Paper No. 197-11
Presentation Time: 10:30 AM
UNIFYING INCLINED SHEAR AND FLEXURAL SLIP
CONNORS, Christopher D., Dept. of Geology, Washington and Lee University, 204 West Washington Street, Lexington, VA 24450
In structural balancing and restoration it is common to use an inclined shear algorithm when modeling regions that have undergone extension, and a flexural slip algorithm for regions that have experienced contraction. We have unified inclined shear and flexural slip into one algorithm for kinematic forward modeling of fault-bend folding. When modeling contraction, at each time step the cutoff and fault-bend angles are determined and the fault-bend fold equations are solved for the slip ratios and active-axial-surface (velocity-boundary) orientations. The folds produced conserve cross-sectional area, layer thickness, and line length. In cases where there is no solution to the fault-bend equations, such as large anticlinal bends or interfering kink bands, a minimum change in bed length is computed and cross sectional area is still conserved. The thrust sheets produced are quite realistic, typically parallel folds with localized bed thinning or thickening. When modeling extension the velocity boundary orientations are independently defined from fault shape, and the fault-bend folding equations are used to calculate slip ratios and the modeled structures conserve area. Realistic extensional fault-bend folds, such as rollover structures with growth, are produced.

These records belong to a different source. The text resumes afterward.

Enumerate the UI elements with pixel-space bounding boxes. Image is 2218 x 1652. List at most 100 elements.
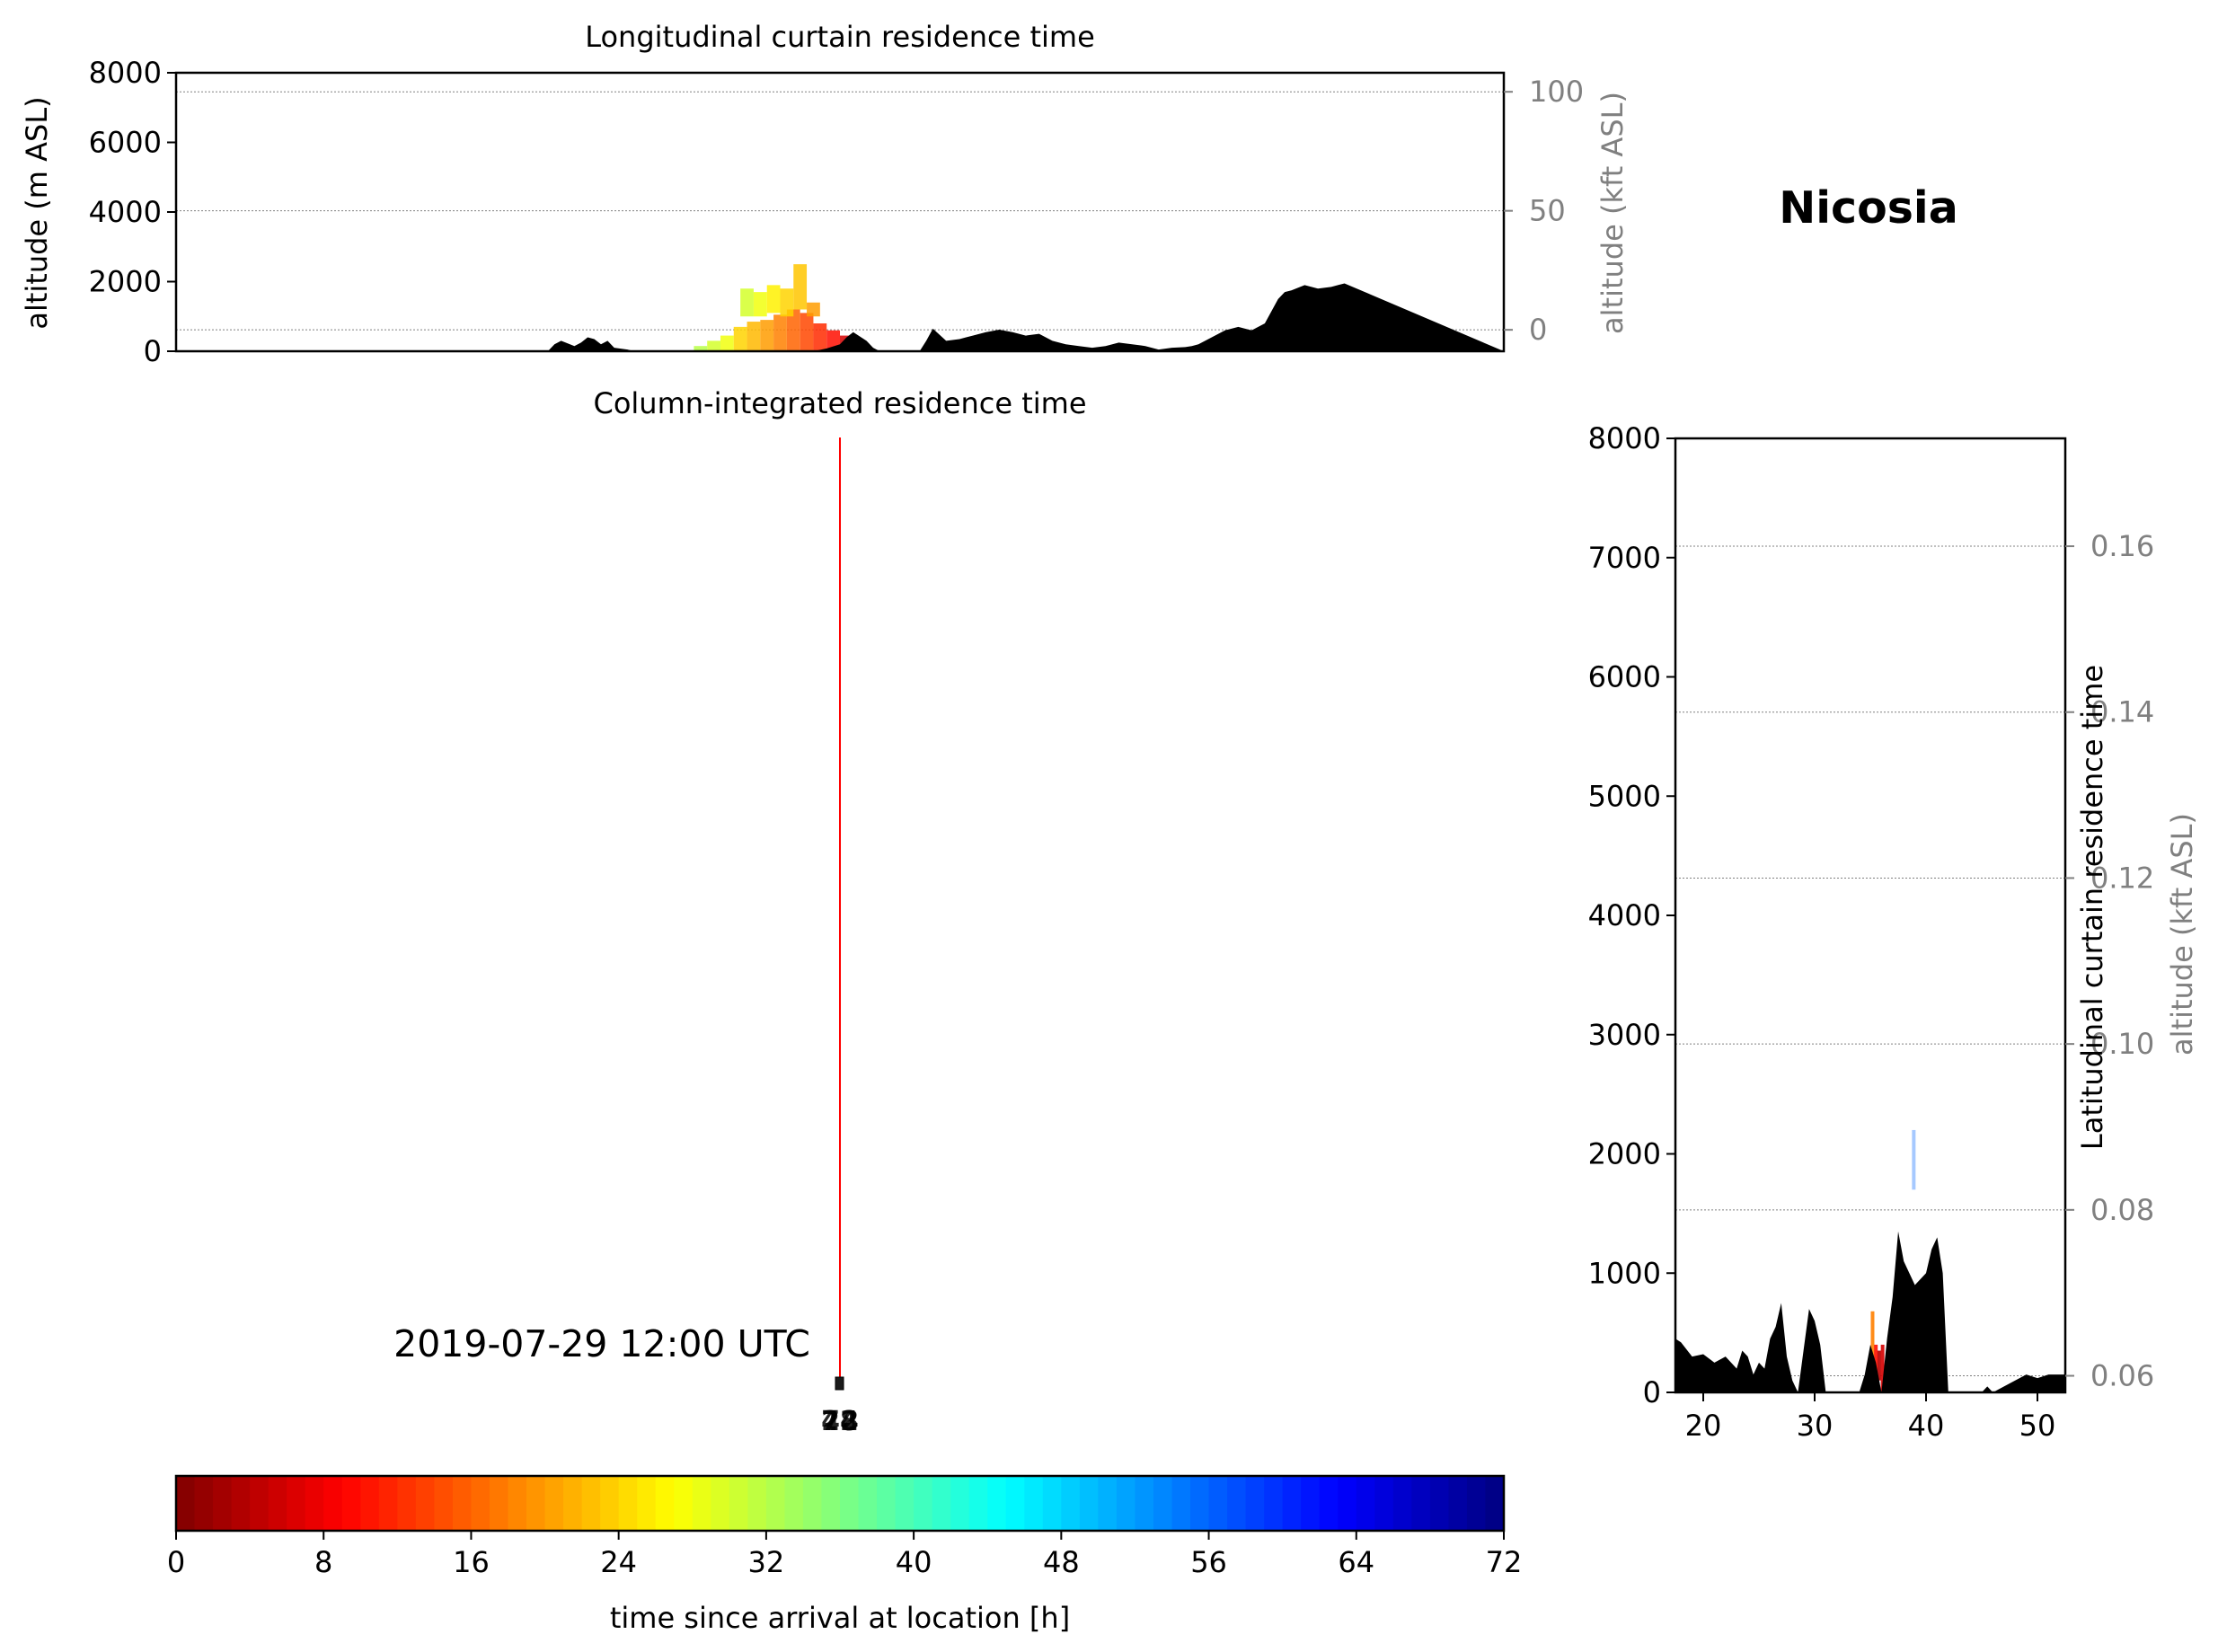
latitudinal-ytick-label: 7000 [1588, 541, 1661, 575]
colorbar-band [1153, 1476, 1173, 1531]
colorbar-band [1282, 1476, 1302, 1531]
longitudinal-residence-cell [766, 285, 781, 314]
latitudinal-grid [1675, 545, 2065, 1377]
colorbar-band [914, 1476, 933, 1531]
location-title: Nicosia [1779, 182, 1958, 234]
colorbar-band [1411, 1476, 1431, 1531]
colorbar-tick-label: 56 [1190, 1545, 1227, 1579]
colorbar-band [1319, 1476, 1339, 1531]
colorbar-band [747, 1476, 767, 1531]
colorbar-band [397, 1476, 417, 1531]
latitudinal-ytick-label: 6000 [1588, 660, 1661, 694]
colorbar-band [637, 1476, 657, 1531]
colorbar-band [618, 1476, 638, 1531]
colorbar-band [581, 1476, 601, 1531]
colorbar-band [1190, 1476, 1210, 1531]
longitudinal-residence-cell [786, 309, 800, 351]
longitudinal-residence-cell [793, 264, 808, 310]
longitudinal-ytick-label: 8000 [89, 56, 162, 90]
longitudinal-residence-cell [694, 346, 708, 351]
latitudinal-residence-cell [1870, 1311, 1875, 1392]
longitudinal-residence-cell [773, 314, 787, 351]
column-integrated-panel: Column-integrated residence time 72 48 2… [393, 386, 1086, 1437]
colorbar-band [1171, 1476, 1191, 1531]
latitudinal-ytick-label: 2000 [1588, 1137, 1661, 1171]
colorbar-band [765, 1476, 786, 1531]
colorbar-band [895, 1476, 915, 1531]
colorbar-band [1245, 1476, 1265, 1531]
latitudinal-ytick-right-label: 0.08 [2090, 1193, 2154, 1227]
colorbar-band [692, 1476, 711, 1531]
latitudinal-xtick-label: 50 [2019, 1409, 2056, 1443]
colorbar-band [784, 1476, 804, 1531]
longitudinal-residence-cell [707, 340, 720, 351]
longitudinal-ytick-right-label: 0 [1529, 313, 1547, 347]
colorbar-tick-label: 8 [314, 1545, 332, 1579]
latitudinal-x-ticks: 20 30 40 50 [1685, 1392, 2056, 1443]
colorbar-band [287, 1476, 306, 1531]
colorbar-band [1356, 1476, 1375, 1531]
colorbar-tick-label: 24 [600, 1545, 637, 1579]
longitudinal-ytick-label: 4000 [89, 195, 162, 229]
colorbar-band [341, 1476, 361, 1531]
latitudinal-ytick-label: 3000 [1588, 1018, 1661, 1052]
colorbar-band [1079, 1476, 1099, 1531]
colorbar-band [526, 1476, 546, 1531]
colorbar-band [323, 1476, 343, 1531]
longitudinal-residence-cell [747, 322, 761, 351]
colorbar-band [1374, 1476, 1394, 1531]
colorbar-band [1208, 1476, 1228, 1531]
longitudinal-residence-cells [694, 264, 853, 351]
timestamp-label: 2019-07-29 12:00 UTC [393, 1322, 810, 1365]
colorbar-band [821, 1476, 841, 1531]
colorbar-ticks: 0 8 16 24 32 40 48 56 64 72 [167, 1531, 1523, 1579]
colorbar-band [1098, 1476, 1118, 1531]
longitudinal-residence-cell [780, 288, 794, 317]
longitudinal-residence-cell [800, 313, 814, 351]
colorbar-band [1392, 1476, 1412, 1531]
latitudinal-ylabel-right: altitude (kft ASL) [2165, 813, 2199, 1056]
latitudinal-ytick-right-label: 0.14 [2090, 695, 2154, 729]
colorbar-band [674, 1476, 694, 1531]
latitudinal-residence-cell [1877, 1350, 1881, 1381]
longitudinal-y-ticks-right: 0 50 100 [1504, 75, 1584, 347]
colorbar-band [968, 1476, 988, 1531]
colorbar-band [987, 1476, 1007, 1531]
colorbar-band [452, 1476, 473, 1531]
colorbar-tick-label: 32 [748, 1545, 785, 1579]
longitudinal-residence-cell [813, 323, 827, 351]
colorbar-band [360, 1476, 380, 1531]
colorbar-tick-label: 16 [453, 1545, 490, 1579]
colorbar-band [1061, 1476, 1081, 1531]
colorbar-band [1429, 1476, 1450, 1531]
colorbar-tick-label: 40 [896, 1545, 932, 1579]
latitudinal-xtick-label: 40 [1908, 1409, 1945, 1443]
longitudinal-ytick-label: 6000 [89, 126, 162, 160]
colorbar-band [250, 1476, 270, 1531]
colorbar-tick-label: 0 [167, 1545, 185, 1579]
latitudinal-xtick-label: 30 [1797, 1409, 1834, 1443]
longitudinal-ytick-label: 0 [144, 334, 162, 368]
longitudinal-residence-cell [760, 320, 774, 351]
colorbar-band [600, 1476, 620, 1531]
colorbar-band [877, 1476, 897, 1531]
colorbar-band [655, 1476, 675, 1531]
latitudinal-terrain [1675, 1231, 2065, 1392]
colorbar-band [711, 1476, 730, 1531]
latitudinal-ytick-label: 0 [1643, 1375, 1661, 1409]
latitudinal-ytick-label: 4000 [1588, 898, 1661, 932]
latitudinal-y-ticks: 0 1000 2000 3000 4000 5000 6000 7000 8000 [1588, 421, 1675, 1409]
colorbar-band [434, 1476, 454, 1531]
colorbar-band [213, 1476, 233, 1531]
latitudinal-title: Latitudinal curtain residence time [2075, 665, 2109, 1150]
colorbar-band [508, 1476, 527, 1531]
longitudinal-ytick-label: 2000 [89, 265, 162, 299]
latitudinal-ytick-label: 5000 [1588, 779, 1661, 813]
colorbar-tick-label: 72 [1486, 1545, 1523, 1579]
longitudinal-curtain-panel: Longitudinal curtain residence time 0 200… [20, 20, 1630, 368]
colorbar-band [802, 1476, 823, 1531]
colorbar-band [1135, 1476, 1154, 1531]
longitudinal-residence-cell [807, 302, 820, 317]
colorbar-band [840, 1476, 860, 1531]
longitudinal-title: Longitudinal curtain residence time [585, 20, 1095, 54]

The transformation at a fault bend is that of simple shear parallel to the velocity boundary with this orientation constituting a line of no elongation within the instantaneous strain ellipse. Thus when modeling extension this orientation is equivalent to inclined shear, with associated conservation of area. When modeling contraction the computation of the specific velocity boundary from the fault-bend folding equations is again an orientation no elongation and therefore also inclined shear, but a special case where the other orientation of no elongation is that of the folded bedding. Thus it is equivalent to flexural slip, conserving line length, layer thickness and area.
With this approach we can realistically model many structures that are difficult to achieve with previous algorithms, such as: gravity-driven systems with linked proximal extension and distal contraction in one section, rounded parallel folds in thrust sheets associated with curved thrusts and sections with spatially and temporarily varying inclined shear.